Au fond du lac Léman, dans l’antre du Père Noël ou en Egypte antique, les univers des escape rooms sont faits pour surprendre. Mais comme l’offre a explosé, il est plus difficile de se distinguer: «J’aime quand le concept est inédit, qu’on ne le retrouve pas ailleurs», confie Mely. David, cogérant de la société Lost n’scape à Genève, sait qu’il est important de rester compétitif: «Aujourd’hui, les joueurs recherchent une version 2.0. Au début, il s’agissait surtout de cadenas à ouvrir et d’énigmes à résoudre. Maintenant il faut inclure des mécanismes, de la technologie, de l’électronique.» L’entreprise s’est donc aidée de deux ingénieurs parisiens pour assurer la qualité du jeu.

Le jeu comme laboratoire

La mission proposée par Lost n’scape: se mettre dans la peau d’experts-cambrioleurs pour aider un bandit à voler un tableau dans un musée. Trois amis, joueurs passionnés d’escape games, ont créé cette société en juin dernier parallèlement à leur occupation professionnelle. Et pour innover, ils ont une idée: ouvrir d’autres salles, toutes liées par une grande et même histoire. La deuxième salle est prévue pour mai, la société prévoit d’en créer six au total.
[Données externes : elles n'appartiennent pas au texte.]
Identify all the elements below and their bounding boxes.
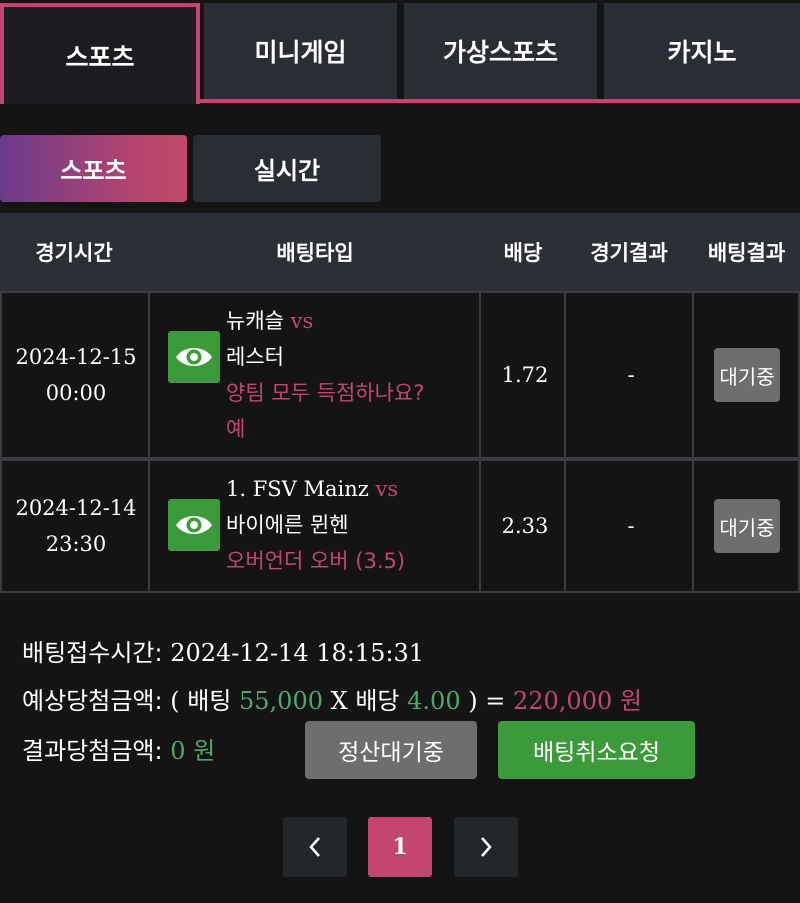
- open-paren: ( 배팅: [170, 687, 232, 715]
- times-odds-label: X 배당: [330, 687, 400, 715]
- odds-value: 1.72: [501, 363, 549, 387]
- tab-virtual-sports[interactable]: 가상스포츠: [404, 3, 597, 99]
- bet-market: 오버언더 오버 (3.5): [226, 549, 406, 573]
- expected-win-line: 예상당첨금액: ( 배팅 55,000 X 배당 4.00 ) = 220,00…: [22, 681, 642, 716]
- match-time: 00:00: [45, 381, 107, 405]
- status-badge: 대기중: [714, 348, 780, 402]
- vs-label: vs: [375, 477, 399, 501]
- received-value: 2024-12-14 18:15:31: [170, 639, 425, 667]
- bet-details: 뉴캐슬 vs 레스터 양팀 모두 득점하나요? 예: [226, 303, 424, 447]
- view-button[interactable]: [168, 499, 220, 551]
- match-date: 2024-12-14: [15, 496, 137, 520]
- match-time-cell: 2024-12-14 23:30: [2, 461, 150, 591]
- match-time-cell: 2024-12-15 00:00: [2, 293, 150, 457]
- table-header: 경기시간 배팅타입 배당 경기결과 배팅결과: [0, 213, 800, 291]
- status-badge: 대기중: [714, 499, 780, 553]
- view-button[interactable]: [168, 331, 220, 383]
- table-row: 2024-12-15 00:00 뉴캐슬 vs 레스터 양팀 모두 득점하나요?…: [0, 291, 800, 459]
- bet-details: 1. FSV Mainz vs 바이에른 뮌헨 오버언더 오버 (3.5): [226, 471, 405, 579]
- received-label: 배팅접수시간:: [22, 639, 163, 667]
- actual-label: 결과당첨금액:: [22, 737, 163, 765]
- eye-icon: [176, 348, 212, 366]
- top-tab-bar: 스포츠 미니게임 가상스포츠 카지노: [0, 0, 800, 104]
- odds-value: 2.33: [501, 514, 549, 538]
- stake-amount: 55,000: [239, 687, 323, 715]
- chevron-right-icon: [481, 837, 492, 857]
- match-result: -: [627, 363, 635, 387]
- match-date: 2024-12-15: [15, 345, 137, 369]
- divider: [479, 461, 481, 591]
- vs-label: vs: [290, 309, 314, 333]
- expected-amount: 220,000 원: [512, 687, 642, 715]
- header-bet-type: 배팅타입: [276, 241, 354, 265]
- home-team: 뉴캐슬: [226, 309, 284, 333]
- header-match-result: 경기결과: [590, 241, 668, 265]
- match-time: 23:30: [45, 532, 107, 556]
- tab-minigame[interactable]: 미니게임: [204, 3, 397, 99]
- page-number-current[interactable]: 1: [368, 817, 432, 877]
- total-odds: 4.00: [407, 687, 461, 715]
- next-page-button[interactable]: [454, 817, 518, 877]
- bet-received-line: 배팅접수시간: 2024-12-14 18:15:31: [22, 633, 424, 668]
- away-team: 바이에른 뮌헨: [226, 513, 349, 537]
- subtab-sports[interactable]: 스포츠: [0, 135, 187, 202]
- expected-label: 예상당첨금액:: [22, 687, 163, 715]
- actual-amount: 0 원: [170, 737, 216, 765]
- away-team: 레스터: [226, 345, 284, 369]
- chevron-left-icon: [309, 837, 320, 857]
- table-row: 2024-12-14 23:30 1. FSV Mainz vs 바이에른 뮌헨…: [0, 459, 800, 593]
- settle-wait-button[interactable]: 정산대기중: [305, 721, 477, 779]
- header-match-time: 경기시간: [35, 241, 113, 265]
- home-team: 1. FSV Mainz: [226, 477, 369, 501]
- eye-icon: [176, 516, 212, 534]
- tab-sports[interactable]: 스포츠: [0, 3, 200, 104]
- cancel-bet-button[interactable]: 배팅취소요청: [498, 721, 695, 779]
- divider: [479, 293, 481, 457]
- match-result: -: [627, 514, 635, 538]
- header-odds: 배당: [503, 241, 543, 265]
- bet-pick: 예: [226, 417, 246, 441]
- bet-market: 양팀 모두 득점하나요?: [226, 381, 425, 405]
- tab-casino[interactable]: 카지노: [604, 3, 800, 99]
- subtab-live[interactable]: 실시간: [193, 135, 381, 202]
- equals-label: ) =: [468, 687, 506, 715]
- prev-page-button[interactable]: [283, 817, 347, 877]
- actual-win-line: 결과당첨금액: 0 원: [22, 731, 215, 766]
- header-bet-result: 배팅결과: [707, 241, 786, 265]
Le concept se renouvelle donc sans cesse et s’étend: escape room en réalité virtuelle, Escape Game Pass qui rassemble 14 escape games différents en Suisse romande, championnat suisse d’escape game ou encore un jeu de carte, Unlock!, inspiré du concept. «Le jeu va évoluer par rapport aux compétences du public», juge Vincenzo Susca. Mais son analyse va plus loin: «Un jeu est un laboratoire, il raconte notre manière de nous débrouiller en société. On peut voir l’escape room comme un micromonde où l’on essaie de jouer avec les contraintes qui nous sont imposées, comme dans la vie.» Du jeu à la réalité, il n’y a qu’un pas.